I've learned. I'll share.

March 19, 2008

Why are my monads so slow?

If you've read the last few posts, you know that I choose to use monadic parsing for some application code I am writing. At an abstract level, it turned out beautifully. I was able to write the parser very elgantly and compactly despite the serialization format having some unique requirements. But at a practical level, it failed pretty miserably. It was horribly slow. With a deadline looming, I had to abandon my monadic parser and go back to using an older serialization format. But not content to give up so easily, I decided to figure out why are my monads so slow? I hope that my investigation may be of help to you if you choose to use similar techniques in your code.

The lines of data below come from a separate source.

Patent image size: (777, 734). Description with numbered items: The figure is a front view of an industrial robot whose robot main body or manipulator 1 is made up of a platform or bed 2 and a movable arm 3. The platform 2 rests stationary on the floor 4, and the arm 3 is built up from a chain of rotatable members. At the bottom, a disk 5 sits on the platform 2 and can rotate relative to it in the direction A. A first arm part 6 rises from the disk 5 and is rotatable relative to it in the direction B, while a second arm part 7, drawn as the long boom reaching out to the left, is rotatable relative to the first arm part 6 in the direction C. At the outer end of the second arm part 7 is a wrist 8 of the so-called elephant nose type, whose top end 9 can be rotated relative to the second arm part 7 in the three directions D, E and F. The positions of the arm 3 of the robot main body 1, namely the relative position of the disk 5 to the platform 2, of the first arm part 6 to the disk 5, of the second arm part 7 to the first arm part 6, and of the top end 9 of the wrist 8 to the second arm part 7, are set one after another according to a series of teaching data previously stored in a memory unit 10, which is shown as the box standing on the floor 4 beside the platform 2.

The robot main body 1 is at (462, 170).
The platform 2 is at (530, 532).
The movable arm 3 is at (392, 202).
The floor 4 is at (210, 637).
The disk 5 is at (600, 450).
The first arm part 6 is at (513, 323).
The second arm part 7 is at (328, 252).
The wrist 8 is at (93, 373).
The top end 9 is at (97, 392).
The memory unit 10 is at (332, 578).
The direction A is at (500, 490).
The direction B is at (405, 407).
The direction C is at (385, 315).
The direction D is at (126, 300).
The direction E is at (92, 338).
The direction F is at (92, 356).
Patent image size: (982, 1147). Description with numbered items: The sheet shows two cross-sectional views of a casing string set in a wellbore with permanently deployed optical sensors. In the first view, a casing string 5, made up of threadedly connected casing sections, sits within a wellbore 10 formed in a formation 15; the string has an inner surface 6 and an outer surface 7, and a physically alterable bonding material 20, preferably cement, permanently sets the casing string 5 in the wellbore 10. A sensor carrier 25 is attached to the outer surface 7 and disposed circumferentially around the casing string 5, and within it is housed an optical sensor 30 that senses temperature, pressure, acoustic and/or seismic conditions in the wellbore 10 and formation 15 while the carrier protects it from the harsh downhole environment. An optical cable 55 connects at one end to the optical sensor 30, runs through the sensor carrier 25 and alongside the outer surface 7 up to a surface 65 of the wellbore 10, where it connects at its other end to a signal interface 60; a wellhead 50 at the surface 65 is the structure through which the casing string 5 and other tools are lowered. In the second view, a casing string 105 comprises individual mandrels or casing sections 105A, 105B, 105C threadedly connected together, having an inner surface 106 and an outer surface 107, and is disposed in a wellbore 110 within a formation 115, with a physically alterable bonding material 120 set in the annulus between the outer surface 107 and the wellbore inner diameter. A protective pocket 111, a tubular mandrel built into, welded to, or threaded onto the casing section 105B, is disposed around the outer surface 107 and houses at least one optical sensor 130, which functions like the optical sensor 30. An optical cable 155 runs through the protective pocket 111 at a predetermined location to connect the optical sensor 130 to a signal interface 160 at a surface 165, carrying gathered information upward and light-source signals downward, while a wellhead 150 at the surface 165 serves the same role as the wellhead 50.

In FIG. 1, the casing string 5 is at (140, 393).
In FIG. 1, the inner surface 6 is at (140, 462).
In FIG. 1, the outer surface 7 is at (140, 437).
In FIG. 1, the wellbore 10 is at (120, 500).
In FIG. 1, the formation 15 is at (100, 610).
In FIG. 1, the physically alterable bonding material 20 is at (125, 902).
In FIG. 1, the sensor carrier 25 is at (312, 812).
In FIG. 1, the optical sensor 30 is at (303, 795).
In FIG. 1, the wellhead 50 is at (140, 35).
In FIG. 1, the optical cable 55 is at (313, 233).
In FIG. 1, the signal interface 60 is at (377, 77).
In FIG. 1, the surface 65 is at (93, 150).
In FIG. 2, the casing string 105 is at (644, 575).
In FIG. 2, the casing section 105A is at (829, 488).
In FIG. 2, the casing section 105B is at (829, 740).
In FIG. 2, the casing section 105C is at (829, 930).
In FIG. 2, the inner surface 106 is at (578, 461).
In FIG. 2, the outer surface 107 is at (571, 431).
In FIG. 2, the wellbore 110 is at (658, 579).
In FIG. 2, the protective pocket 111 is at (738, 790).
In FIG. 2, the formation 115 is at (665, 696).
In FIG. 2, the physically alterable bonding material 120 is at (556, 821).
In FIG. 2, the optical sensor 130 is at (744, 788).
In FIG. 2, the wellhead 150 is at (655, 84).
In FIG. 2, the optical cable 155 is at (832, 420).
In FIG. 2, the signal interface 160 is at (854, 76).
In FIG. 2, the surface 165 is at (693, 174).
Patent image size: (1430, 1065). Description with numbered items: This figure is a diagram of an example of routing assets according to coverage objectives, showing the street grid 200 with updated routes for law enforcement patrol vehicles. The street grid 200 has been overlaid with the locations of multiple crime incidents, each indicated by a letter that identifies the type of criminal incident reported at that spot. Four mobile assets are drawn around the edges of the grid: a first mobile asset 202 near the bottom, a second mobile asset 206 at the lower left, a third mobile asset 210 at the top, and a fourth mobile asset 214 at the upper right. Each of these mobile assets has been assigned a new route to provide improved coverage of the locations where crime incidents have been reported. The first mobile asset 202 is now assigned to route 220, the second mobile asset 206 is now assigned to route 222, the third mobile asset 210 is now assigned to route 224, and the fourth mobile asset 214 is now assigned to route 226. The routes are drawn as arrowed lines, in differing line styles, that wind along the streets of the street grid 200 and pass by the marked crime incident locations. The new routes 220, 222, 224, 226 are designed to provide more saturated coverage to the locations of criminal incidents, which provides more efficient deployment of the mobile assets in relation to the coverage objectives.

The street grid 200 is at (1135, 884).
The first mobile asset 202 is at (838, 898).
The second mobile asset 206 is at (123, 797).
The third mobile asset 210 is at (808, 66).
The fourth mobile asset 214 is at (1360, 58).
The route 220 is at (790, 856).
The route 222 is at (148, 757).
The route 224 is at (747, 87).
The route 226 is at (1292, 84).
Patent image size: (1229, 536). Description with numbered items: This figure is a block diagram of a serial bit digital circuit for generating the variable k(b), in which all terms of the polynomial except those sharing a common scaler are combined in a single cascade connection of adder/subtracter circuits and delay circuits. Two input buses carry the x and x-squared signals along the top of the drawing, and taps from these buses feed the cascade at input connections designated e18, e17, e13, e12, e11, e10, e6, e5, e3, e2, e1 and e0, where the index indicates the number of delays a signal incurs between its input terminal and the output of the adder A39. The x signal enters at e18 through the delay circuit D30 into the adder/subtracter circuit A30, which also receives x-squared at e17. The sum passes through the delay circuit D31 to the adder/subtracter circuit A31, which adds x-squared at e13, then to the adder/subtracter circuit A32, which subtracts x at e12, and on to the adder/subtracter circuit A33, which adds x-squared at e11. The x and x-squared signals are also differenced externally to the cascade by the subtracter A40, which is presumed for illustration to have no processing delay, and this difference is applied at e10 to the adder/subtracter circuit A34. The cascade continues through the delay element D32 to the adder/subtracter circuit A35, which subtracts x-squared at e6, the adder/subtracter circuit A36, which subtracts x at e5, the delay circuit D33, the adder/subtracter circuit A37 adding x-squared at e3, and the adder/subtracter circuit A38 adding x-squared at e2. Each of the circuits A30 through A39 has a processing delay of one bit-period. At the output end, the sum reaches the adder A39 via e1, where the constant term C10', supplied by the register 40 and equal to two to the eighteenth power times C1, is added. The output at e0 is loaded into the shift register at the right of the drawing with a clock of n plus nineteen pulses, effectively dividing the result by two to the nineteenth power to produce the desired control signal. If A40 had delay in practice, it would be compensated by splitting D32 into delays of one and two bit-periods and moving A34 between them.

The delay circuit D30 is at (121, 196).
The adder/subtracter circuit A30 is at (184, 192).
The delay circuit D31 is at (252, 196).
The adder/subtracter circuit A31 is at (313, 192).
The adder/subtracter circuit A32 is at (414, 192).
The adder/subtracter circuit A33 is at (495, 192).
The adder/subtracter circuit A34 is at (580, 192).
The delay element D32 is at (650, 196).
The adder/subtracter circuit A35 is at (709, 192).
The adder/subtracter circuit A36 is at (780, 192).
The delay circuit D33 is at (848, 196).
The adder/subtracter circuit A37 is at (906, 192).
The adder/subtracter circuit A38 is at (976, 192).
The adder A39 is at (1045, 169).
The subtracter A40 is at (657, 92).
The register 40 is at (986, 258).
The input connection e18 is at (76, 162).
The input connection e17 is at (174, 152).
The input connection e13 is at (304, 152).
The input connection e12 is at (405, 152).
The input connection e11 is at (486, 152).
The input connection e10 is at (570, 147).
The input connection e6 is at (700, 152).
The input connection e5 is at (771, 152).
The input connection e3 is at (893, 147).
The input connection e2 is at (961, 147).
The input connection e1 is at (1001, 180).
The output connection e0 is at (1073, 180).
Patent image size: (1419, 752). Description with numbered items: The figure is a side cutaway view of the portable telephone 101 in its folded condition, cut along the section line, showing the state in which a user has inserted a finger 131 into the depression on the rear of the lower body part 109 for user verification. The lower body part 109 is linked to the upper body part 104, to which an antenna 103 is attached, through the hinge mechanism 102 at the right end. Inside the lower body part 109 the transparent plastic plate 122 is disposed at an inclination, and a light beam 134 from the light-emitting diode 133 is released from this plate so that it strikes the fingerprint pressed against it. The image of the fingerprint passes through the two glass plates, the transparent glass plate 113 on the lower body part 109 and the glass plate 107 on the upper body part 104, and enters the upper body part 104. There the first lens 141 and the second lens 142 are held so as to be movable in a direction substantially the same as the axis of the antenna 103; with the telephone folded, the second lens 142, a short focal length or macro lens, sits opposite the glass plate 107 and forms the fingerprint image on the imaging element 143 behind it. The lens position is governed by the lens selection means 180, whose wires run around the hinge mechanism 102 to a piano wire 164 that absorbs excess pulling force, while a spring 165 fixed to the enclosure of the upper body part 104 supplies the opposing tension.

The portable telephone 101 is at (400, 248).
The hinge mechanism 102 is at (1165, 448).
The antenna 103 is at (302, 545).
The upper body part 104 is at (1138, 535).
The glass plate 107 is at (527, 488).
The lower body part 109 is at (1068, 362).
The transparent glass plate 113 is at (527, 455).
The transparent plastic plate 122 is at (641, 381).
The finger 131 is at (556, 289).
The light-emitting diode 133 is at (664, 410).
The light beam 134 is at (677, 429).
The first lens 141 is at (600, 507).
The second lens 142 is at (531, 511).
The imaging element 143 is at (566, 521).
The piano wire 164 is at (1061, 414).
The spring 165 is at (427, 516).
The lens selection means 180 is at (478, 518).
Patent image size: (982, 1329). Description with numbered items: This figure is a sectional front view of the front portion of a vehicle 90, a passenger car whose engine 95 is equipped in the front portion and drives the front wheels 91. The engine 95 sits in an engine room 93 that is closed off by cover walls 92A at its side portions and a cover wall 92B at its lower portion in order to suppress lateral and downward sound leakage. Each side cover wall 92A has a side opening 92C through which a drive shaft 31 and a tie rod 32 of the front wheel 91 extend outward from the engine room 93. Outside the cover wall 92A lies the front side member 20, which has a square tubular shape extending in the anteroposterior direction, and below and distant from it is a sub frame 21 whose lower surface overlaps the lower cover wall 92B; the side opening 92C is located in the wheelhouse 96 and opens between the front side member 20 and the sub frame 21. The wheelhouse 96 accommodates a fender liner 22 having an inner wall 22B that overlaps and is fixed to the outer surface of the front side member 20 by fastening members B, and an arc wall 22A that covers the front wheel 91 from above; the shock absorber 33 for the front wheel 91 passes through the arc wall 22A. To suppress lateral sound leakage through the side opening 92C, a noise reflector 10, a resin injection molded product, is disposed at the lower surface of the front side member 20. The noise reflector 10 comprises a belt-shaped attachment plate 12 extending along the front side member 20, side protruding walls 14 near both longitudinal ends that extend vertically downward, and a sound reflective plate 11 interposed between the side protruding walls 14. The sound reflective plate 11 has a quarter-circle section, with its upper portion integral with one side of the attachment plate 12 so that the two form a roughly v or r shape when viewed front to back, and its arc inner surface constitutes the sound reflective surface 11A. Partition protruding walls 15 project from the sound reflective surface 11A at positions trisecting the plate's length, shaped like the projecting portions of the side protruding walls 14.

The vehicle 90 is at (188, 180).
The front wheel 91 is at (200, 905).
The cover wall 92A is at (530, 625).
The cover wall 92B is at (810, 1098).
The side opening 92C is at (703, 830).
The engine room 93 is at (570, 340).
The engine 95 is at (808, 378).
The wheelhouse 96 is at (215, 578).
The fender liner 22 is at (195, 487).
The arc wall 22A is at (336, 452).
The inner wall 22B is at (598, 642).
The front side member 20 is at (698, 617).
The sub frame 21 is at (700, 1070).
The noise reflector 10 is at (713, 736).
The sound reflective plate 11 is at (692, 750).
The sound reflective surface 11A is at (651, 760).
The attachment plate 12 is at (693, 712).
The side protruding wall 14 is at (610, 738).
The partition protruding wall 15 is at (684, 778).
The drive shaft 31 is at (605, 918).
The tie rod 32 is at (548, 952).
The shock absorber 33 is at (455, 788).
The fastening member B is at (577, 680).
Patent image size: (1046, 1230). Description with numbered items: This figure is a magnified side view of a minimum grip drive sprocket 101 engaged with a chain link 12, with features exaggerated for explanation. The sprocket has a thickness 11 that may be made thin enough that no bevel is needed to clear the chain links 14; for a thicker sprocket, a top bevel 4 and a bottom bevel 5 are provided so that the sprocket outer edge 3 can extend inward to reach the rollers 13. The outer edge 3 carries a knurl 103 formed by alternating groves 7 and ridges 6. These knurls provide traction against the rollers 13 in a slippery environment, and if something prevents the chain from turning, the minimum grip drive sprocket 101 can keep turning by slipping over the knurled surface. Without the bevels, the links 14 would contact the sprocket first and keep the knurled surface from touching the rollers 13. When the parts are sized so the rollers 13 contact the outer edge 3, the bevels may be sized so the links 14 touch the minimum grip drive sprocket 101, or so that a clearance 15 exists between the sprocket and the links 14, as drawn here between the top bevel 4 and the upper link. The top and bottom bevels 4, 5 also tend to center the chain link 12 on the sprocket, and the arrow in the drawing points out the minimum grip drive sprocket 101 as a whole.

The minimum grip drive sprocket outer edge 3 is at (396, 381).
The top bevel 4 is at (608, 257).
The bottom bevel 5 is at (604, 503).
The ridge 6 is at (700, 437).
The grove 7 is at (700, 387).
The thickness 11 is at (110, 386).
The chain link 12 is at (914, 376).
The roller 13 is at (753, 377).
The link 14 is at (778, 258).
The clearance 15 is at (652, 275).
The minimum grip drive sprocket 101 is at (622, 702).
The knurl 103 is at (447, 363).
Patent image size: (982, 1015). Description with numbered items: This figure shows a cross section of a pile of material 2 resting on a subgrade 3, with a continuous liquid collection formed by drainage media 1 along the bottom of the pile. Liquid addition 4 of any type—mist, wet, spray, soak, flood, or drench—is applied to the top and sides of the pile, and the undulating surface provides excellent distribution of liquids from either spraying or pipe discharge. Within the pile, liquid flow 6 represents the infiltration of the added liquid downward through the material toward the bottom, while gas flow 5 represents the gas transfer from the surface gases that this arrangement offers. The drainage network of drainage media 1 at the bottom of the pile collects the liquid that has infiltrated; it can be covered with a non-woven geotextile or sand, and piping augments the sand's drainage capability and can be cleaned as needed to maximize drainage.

First, I tried running a profiler like cProfile. While such profilers normally work quite well, they don't work so well with lots of first-class functions. And since monadic code is full of first-class functions, the profiler didn't give much valuable information.

So, I had to do optimizing the "old fashioned" way. I wrote a benchmark and ran both of my serializers against it. To start, I had two data points: one in traditional imperitave code and one in fully monadic code, and this is what I got:

imperative: 0.465 seconds
monadic:    3.893 seconds
Monadic code was 8x slower! But why? To narrow it down, I added some more data points by implementing the serializer in gradually more monadic ways. For example, I wrote a serializer in a functional/immutable style that passes around a "stream" rather than a string, and then another that passed around "state" in a very monadic way, but withoug using the monad class that I used in Pysec. Then I got this:

imperative:                0.465 seconds
functional with stream:    1.018 seconds
almost monadic with state: 2.450 seconds
monadic:                   3.893 seconds
This gave some answers. One answer it gave was that passing around an immutable "stream" object is twice as expensive as merely passing around a string. Also, passing around a state object on top of that is even more expensive. With these clues, I was able to optimize in certain ways and reduce it to this:

imperative:                0.465 seconds
functional with stream:    1.018 seconds
almost monadic with state: 1.098 seconds
monadic:                   1.283 seconds

That's a nice 3x improvement. What things were I able to do? By far the biggest cost that I was able to eliminate was object creation. I flattened two layers of abstraction into one, and thus split the number of objects created in half. The second thing I did was I created a "read until" operation that could be used more efficiently in the "grammar" of the parser. This is a form of pushing performance-critical code down the layers of abstraction. Finally, I didn't used decorators, for some often-called functions.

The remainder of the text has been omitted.